Leukemia can be well-regarded as an idiopathic condition; one without any known cause. Scientists, although, are aware that certain DNA mutation triggers the white blood cells to grow and divide abnormally, they are not sure about what specifically causes this. However, with the help of extensive studies, experts have been able to come up with a list of risk factors that can make a child increasingly susceptible to contract the acute form of leukemia. And what are these risk factors? The following section explains them to you…
Leukemia exists in two main forms according to its growth; acute leukemia (fast growing), and chronic leukemia (gradual progression). Also, it is classified according to what type of white blood cells it affects. If it affects the lymphocytes then it is known lymphocytic leukemia, and if it affects the myeloid cells, then myeloid leukemia. Thus, the four main types of this cancer are Acute Lymphocytic Leukemia (ALL) and chronic lymphocytic leukemia, and acute myeloid leukemia and chronic myeloid leukemia.
The acute types are the ones which are the most common in children.
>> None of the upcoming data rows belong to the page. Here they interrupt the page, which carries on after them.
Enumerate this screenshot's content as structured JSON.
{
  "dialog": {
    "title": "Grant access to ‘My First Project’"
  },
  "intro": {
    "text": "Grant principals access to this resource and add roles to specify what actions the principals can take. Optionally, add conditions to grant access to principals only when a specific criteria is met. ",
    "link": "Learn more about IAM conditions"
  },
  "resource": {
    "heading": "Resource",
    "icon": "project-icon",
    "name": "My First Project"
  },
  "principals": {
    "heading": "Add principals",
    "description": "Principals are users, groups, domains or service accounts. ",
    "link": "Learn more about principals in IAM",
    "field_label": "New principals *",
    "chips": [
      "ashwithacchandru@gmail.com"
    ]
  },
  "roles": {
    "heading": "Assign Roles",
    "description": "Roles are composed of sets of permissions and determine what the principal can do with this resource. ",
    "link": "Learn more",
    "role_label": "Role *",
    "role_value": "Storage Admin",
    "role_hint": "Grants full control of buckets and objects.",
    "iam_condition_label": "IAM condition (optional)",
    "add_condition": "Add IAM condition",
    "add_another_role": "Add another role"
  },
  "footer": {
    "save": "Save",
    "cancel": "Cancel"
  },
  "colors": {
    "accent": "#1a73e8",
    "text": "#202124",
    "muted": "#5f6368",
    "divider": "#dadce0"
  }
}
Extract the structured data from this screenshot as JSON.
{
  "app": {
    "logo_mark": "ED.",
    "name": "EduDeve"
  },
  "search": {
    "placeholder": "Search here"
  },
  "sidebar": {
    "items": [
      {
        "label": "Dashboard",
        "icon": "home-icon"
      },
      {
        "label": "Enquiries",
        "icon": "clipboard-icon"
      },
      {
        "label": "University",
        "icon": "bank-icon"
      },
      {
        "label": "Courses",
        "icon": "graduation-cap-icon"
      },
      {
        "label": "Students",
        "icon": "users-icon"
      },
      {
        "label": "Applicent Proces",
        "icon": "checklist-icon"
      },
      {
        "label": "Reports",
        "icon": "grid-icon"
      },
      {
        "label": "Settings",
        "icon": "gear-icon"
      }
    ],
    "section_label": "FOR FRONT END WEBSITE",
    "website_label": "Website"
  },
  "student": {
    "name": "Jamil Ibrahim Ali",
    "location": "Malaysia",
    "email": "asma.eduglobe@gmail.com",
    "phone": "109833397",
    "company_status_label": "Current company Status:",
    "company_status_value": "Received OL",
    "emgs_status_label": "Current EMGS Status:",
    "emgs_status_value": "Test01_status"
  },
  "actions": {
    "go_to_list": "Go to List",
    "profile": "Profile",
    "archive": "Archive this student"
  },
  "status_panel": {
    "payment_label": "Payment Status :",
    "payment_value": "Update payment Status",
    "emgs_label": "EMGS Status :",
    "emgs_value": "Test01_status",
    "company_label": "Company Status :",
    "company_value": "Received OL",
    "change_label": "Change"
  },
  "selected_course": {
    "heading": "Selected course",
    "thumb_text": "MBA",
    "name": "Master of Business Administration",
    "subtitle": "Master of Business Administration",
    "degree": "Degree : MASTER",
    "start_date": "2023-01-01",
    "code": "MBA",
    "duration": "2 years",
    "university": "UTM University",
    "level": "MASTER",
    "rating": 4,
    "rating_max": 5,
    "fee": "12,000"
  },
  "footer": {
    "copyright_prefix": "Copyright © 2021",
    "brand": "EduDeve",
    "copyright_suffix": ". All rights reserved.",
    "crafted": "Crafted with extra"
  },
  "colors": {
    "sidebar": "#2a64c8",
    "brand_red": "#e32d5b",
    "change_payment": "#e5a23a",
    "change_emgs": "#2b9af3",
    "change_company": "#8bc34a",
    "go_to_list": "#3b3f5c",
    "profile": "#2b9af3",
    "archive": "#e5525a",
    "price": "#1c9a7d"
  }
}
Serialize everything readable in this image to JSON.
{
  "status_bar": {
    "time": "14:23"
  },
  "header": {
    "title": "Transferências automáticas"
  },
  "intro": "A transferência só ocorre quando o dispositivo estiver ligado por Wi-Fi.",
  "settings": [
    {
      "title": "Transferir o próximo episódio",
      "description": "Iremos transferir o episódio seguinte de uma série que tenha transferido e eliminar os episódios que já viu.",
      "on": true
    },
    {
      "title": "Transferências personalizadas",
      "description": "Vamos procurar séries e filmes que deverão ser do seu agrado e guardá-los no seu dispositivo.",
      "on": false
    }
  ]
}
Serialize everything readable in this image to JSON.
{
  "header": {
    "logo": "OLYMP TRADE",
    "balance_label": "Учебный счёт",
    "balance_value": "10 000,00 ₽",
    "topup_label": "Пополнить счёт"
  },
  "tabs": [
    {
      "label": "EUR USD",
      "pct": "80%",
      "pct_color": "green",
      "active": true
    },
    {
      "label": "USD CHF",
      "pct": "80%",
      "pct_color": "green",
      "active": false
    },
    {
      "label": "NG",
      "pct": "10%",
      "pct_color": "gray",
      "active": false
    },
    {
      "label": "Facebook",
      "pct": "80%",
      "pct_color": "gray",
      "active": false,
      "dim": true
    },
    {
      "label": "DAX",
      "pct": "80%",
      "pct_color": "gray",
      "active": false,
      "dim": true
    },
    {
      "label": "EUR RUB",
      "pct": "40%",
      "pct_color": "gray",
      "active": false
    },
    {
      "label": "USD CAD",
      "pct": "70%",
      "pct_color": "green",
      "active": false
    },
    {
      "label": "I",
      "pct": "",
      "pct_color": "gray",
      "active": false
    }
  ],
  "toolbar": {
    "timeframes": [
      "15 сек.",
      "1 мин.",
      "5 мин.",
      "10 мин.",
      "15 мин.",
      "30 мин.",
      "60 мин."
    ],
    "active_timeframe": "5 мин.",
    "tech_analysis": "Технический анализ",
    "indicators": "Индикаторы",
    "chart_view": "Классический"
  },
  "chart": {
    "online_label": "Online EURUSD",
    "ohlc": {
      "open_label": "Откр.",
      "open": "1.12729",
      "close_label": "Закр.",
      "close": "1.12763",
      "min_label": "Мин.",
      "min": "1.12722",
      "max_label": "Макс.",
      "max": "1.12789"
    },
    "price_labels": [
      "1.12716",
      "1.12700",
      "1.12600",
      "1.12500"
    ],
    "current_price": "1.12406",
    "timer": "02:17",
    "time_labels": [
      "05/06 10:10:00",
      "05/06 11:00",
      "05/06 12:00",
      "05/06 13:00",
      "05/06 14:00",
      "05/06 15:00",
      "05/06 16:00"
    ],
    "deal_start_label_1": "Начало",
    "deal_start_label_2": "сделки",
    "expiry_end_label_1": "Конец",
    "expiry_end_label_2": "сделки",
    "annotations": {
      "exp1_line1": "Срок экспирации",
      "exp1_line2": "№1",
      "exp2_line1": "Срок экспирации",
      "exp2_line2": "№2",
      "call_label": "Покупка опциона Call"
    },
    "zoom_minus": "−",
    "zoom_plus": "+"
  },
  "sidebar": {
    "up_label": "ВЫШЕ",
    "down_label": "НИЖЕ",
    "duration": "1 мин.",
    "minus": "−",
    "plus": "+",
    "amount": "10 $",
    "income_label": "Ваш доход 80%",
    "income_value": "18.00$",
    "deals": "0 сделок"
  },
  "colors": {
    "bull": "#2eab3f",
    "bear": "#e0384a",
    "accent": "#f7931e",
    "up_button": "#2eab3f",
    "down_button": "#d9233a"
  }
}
And according to what statistics say, about 6 out of 10 children with leukemia are diagnosed with ALL. That is why ALL is particularly known as acute childhood lymphocytic leukemia. Besides this, there are also cases wherein around 4 out of 10 leukemia-affected children are diagnosed with Acute Myeloid Leukemia (AML). Although this does not affect children as commonly as ALL, but it does when compared with the chronic types of the disease, which are common in adults. So the risk factors which would be discussed below would be based on the ALL.
Acute Lymphocytic Leukemia Risk Factors
- According to what doctors have observed, one factor may make a child vulnerable to develop ALL is having undergone a cancer treatment previously. It has been found that the medical history of most children with ALL, has the mention of certain types of cancer treatment, that may include chemotherapy and radiation therapy.
- Another risk is associated with radiation. Children who have been exposed to radiation like that from a nuclear reactor or nuclear explosion, are also likely to develop ALL. This is also true for babies who have had undergone X-ray examinations during pregnancy.
- Then comes genetic risks. Many children with ALL were known to have at least a sibling or a twin with the same disease.
- Genetic disorders such as Li-Fraumeni syndrome, Down syndrome, and Klinefelter syndrome also increase the risk of developing ALL.
- Then there are certain immune system problems such as Wiskott-Aldrich syndrome, and Bloom syndrome that some children may inherit. Having these problems, is also associated with an increased risk of ALL.
- And in some rare instances, children who have had organ transplants, may be vulnerable to develop ALL. This may occur as a result of suppressing the immune function with the aid of medications.
So as I said, the risk of contracting childhood leukemia aren’t many, but they are good enough to trigger the illness in children, and in adults as well. The treatment that is planned to deal with this disease consists of two stages. The first one is responsible for eliminating all cancer cells in the bone marrow and the blood. And the second stage is killing those cells that may have left unharmed by the first method. And what is good to know about this illness is, it is curable. However, this largely depends upon the cancerous cells and the course of the treatment.